В Тиргартене, куда забрел Карл, несмело распускались рахитичные, уже пыльные почки на низких деревцах. Липы стояли еще оголенные. Ветер гнал по аллеям песок, ловко делясь и запуская его в глаза прохожим. Молодой студент разочарованно оглядел этот жалкий оазис и свернул на Унтер-ден-Линден, намереваясь зайти в ресторацию выпить кофе с хрустящими прославленными безе и просмотреть газеты.
Счастливое совпадение столкнуло его с молодым профессором Гансом. Профессор, как всегда, блистал изяществом, довольством, улыбкой. Карл присоединился к нему, и они пошли на Жандармский рынок в ресторан Штехели.
— Там будут наши, — сказал Ганс.
Маркс догадался, что профессор имел в виду также и Бруно Бауэра.
— Отличный случай узнать Бауэра поближе.
— Рекомендую. Это один из интереснейших людей, выдвигаемых нашим временем. Он идет походом на бога. С увлечением и мужеством он борется с теологами и наносит им все новые удары, раскрывает один за другим все их секреты, уничтожает предрассудки.
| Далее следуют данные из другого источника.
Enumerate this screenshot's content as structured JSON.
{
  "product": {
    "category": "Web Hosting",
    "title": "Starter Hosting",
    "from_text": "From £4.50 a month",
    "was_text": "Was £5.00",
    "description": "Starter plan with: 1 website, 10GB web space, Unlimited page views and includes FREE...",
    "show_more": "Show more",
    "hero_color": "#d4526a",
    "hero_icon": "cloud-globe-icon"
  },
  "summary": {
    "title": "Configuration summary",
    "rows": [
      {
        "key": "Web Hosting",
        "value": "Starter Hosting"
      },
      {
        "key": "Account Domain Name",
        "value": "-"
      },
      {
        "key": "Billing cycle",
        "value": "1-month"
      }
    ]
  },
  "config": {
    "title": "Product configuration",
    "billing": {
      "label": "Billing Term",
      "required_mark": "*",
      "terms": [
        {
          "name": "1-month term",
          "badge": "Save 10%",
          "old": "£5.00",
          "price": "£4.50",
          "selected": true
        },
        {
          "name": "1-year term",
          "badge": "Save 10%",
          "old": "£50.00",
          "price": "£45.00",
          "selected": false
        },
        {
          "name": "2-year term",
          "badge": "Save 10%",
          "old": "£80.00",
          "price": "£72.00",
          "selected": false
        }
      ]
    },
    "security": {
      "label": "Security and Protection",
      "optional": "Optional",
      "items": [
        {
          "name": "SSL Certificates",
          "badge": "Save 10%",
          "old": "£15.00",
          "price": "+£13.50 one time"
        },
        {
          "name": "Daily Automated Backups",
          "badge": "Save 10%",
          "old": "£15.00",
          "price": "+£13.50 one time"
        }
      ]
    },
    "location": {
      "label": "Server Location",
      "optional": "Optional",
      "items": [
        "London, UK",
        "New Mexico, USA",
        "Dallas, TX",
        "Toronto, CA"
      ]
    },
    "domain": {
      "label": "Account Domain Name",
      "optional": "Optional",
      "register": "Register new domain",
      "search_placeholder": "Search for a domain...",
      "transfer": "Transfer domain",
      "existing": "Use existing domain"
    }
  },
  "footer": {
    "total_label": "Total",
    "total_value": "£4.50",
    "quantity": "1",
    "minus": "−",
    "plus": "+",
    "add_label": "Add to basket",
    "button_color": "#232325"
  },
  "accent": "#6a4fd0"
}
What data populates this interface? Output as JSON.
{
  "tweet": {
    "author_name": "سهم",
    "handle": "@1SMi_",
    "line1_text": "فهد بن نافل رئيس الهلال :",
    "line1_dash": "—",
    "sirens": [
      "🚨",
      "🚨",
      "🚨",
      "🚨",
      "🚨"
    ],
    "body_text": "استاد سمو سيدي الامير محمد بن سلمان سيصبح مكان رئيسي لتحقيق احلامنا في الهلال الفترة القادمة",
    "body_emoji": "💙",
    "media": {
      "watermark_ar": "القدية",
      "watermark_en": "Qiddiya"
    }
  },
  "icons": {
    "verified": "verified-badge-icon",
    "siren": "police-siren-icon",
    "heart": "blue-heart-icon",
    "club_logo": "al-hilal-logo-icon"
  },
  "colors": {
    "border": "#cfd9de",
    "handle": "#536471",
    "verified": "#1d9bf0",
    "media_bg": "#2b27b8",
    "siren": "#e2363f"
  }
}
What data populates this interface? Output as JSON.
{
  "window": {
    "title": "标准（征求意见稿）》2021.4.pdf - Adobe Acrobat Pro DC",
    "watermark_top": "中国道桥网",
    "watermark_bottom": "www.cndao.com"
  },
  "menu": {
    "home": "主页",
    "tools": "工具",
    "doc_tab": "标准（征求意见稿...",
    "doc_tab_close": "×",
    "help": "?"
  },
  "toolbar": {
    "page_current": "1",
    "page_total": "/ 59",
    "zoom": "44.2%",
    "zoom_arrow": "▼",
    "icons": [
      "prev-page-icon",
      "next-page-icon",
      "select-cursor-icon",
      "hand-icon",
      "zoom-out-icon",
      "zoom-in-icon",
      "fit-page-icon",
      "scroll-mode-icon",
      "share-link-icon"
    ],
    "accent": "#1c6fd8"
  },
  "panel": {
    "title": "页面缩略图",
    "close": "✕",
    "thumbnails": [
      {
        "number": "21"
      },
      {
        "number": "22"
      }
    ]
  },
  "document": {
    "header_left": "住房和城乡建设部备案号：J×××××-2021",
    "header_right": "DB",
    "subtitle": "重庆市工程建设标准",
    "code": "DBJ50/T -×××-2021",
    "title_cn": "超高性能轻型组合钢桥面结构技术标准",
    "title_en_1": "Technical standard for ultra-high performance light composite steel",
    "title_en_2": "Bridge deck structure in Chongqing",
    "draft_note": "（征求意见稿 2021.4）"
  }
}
— Противопоставляя богу бога?
— Богом станет человек.
— Лестно для нас. Раньше бога пытались очеловечить, теперь обожествляют человека.
— Ого! У вас недоверчивый, острый, неспокойный ум, мой юный друг. Со временем вы можете стать очень сильным в диалектике, — говорит Ганс раздумчиво. — У Бауэра много оригинальности, но, по правде говоря, я юрист, и небесные дела занимают меня сейчас в последнюю очередь. Читаете ли вы Гегеля?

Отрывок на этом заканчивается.